2. What would also make things complicated are agents who have a strong inclination to one- or two-box and are aware of it. For example, an agent with a strong inclination to one-box may be surprised to see 0, K and so conclude that it’s even more likely to be in a simulation than its SSA or SIA prior implies. Conversely, having a strong inclination and seeing a configuration that is consistent with it may boost once confidence that one is not in a simulation. If the inclination is to one-box (with loss of generality), that might make two-boxing more attractive again, thereby undermining the very inclination to one-box. This seems complicated. Agents with no particular initial inclination (or that are not aware of it) seem to be a simpler case.2 Adding up the fractions yields an SSA probability of $$\frac{7}{12}$$ and an SIA probability of $$\frac{3}{5}$$ in favor of being in a simulation.

I’ve wondered whether there is a way to tweak the payoffs of two-boxing such that an agent that doesn’t take into account that they can’t act differently depending on which stage they’re at can be tricked into making a nonoptimal choice, but I haven’t found one yet.
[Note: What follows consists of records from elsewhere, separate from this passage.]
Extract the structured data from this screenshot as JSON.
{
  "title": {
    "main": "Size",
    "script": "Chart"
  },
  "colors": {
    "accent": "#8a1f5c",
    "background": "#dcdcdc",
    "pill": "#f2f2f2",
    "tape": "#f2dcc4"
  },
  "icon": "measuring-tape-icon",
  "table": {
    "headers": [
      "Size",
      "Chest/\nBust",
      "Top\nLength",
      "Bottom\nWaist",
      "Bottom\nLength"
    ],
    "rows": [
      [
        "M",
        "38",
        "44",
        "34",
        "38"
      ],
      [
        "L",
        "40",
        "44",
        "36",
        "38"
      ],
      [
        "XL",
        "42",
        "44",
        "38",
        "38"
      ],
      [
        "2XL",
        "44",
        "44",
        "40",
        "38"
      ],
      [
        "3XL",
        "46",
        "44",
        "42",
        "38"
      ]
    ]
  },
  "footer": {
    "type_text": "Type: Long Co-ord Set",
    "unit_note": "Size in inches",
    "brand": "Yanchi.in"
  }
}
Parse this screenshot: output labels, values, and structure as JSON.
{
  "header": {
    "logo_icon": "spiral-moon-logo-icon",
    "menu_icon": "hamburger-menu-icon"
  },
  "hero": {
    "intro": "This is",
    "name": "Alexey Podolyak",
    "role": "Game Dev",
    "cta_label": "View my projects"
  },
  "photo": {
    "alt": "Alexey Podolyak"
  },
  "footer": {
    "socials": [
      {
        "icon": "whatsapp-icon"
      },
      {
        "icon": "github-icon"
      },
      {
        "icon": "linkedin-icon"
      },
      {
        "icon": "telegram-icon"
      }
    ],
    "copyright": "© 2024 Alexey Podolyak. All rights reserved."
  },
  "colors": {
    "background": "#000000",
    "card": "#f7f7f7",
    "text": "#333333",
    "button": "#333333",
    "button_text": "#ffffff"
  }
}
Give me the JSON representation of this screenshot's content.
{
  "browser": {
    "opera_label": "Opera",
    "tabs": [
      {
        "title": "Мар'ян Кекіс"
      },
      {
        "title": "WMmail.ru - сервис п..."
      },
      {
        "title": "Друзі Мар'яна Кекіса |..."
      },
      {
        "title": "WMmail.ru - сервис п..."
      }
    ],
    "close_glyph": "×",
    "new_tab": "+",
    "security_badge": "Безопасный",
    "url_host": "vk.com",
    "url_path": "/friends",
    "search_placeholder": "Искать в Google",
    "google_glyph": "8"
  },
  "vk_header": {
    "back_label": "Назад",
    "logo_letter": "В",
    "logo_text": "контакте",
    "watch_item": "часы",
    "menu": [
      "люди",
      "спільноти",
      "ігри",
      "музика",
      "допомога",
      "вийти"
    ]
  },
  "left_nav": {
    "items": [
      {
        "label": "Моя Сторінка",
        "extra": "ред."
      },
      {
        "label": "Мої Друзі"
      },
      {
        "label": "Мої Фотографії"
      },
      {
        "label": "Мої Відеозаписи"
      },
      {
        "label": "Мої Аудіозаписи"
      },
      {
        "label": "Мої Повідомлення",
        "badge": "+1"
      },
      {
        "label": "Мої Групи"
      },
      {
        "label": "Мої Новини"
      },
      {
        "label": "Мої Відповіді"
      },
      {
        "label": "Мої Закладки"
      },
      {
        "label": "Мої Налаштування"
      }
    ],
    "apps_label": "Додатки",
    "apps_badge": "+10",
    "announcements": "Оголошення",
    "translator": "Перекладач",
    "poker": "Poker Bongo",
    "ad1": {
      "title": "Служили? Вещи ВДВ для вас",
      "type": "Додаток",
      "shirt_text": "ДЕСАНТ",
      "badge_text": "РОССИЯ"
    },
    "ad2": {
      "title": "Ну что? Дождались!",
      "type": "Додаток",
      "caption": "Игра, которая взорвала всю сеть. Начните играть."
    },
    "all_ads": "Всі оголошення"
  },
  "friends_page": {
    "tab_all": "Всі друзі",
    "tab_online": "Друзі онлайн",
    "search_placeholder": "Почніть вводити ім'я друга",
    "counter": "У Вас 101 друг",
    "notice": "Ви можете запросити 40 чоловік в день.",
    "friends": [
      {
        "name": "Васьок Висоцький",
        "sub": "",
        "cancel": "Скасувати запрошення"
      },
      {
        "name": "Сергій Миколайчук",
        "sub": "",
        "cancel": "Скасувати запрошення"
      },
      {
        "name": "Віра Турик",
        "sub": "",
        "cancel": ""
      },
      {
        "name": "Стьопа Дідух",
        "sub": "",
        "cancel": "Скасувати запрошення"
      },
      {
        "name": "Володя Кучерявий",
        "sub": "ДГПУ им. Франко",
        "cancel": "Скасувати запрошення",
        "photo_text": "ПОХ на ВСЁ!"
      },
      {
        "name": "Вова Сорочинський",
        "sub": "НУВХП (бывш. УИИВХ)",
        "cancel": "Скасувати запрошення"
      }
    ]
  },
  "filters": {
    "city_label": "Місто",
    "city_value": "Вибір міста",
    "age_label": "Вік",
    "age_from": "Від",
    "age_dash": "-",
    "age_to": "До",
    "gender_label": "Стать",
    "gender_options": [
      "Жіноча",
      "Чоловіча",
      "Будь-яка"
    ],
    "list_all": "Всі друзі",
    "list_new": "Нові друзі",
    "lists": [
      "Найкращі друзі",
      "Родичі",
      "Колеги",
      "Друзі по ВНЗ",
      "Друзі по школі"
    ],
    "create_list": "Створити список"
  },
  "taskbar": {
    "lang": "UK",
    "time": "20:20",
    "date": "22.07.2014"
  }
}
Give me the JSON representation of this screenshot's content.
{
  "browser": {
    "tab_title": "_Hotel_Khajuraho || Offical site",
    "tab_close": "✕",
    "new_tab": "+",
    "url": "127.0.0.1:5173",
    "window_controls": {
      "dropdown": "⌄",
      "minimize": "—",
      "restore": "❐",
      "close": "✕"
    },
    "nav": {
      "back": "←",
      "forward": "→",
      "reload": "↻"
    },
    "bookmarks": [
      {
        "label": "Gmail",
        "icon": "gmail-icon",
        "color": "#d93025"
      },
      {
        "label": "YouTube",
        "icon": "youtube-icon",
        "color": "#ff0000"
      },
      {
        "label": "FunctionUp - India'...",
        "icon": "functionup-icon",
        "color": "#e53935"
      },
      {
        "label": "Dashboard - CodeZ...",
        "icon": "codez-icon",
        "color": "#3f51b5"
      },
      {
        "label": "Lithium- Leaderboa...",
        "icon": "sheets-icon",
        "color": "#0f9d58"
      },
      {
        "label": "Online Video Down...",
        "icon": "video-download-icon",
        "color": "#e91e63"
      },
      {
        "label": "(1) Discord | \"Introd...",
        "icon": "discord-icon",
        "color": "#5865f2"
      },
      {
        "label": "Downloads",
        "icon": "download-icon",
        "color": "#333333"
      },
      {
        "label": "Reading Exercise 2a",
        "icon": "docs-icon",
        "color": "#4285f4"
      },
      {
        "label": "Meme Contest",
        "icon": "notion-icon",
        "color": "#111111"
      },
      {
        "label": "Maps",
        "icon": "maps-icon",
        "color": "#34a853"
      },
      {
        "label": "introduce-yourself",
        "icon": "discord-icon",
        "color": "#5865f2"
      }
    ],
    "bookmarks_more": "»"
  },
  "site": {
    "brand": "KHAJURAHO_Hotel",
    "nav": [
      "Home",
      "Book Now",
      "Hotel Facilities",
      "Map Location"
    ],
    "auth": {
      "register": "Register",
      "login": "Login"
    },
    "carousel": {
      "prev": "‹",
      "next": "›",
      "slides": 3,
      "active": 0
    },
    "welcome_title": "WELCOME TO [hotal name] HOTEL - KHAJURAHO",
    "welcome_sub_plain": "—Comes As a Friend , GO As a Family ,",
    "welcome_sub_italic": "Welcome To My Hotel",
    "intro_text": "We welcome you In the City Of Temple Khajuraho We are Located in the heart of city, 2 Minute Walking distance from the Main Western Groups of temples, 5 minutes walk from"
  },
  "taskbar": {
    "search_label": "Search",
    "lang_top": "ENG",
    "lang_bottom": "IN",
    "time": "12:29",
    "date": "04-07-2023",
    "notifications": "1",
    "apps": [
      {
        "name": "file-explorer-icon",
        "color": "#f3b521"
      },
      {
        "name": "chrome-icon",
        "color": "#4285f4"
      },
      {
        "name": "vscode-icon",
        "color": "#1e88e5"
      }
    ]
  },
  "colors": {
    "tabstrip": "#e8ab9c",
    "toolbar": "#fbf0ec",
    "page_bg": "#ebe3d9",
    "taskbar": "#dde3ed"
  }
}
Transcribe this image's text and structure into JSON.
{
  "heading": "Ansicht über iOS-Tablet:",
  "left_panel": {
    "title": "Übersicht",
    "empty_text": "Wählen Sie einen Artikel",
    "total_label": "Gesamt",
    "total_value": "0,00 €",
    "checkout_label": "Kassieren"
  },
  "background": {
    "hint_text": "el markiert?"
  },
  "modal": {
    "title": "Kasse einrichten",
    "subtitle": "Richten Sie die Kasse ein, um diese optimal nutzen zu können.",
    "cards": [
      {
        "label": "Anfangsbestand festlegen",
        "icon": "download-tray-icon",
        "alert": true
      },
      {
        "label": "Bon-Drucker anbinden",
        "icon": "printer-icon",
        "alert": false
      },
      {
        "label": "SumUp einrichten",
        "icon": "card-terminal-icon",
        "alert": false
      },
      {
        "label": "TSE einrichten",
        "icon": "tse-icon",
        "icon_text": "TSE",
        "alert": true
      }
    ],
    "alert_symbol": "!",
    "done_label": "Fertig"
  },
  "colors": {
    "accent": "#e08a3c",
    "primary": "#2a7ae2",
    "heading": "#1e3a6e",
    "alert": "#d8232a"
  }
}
My main caveat, as mentioned above, is that I’m uncertain over whether CDT and EDT realize that they’ll make the same recommendation in the same situation regardless of the stage. But if that’s the case (and maybe also if not), it seems to me that this argument checks out and indexical (or anthropic) uncertainty really lets CDT and EDT one-box in the transparent Newcomb’s problem.

## Notes

1. Is there a difference? I use “indexical” because it seems more self-explanatory to me.

2. This might be related to the metatickle defence. I haven’t read the paper, though.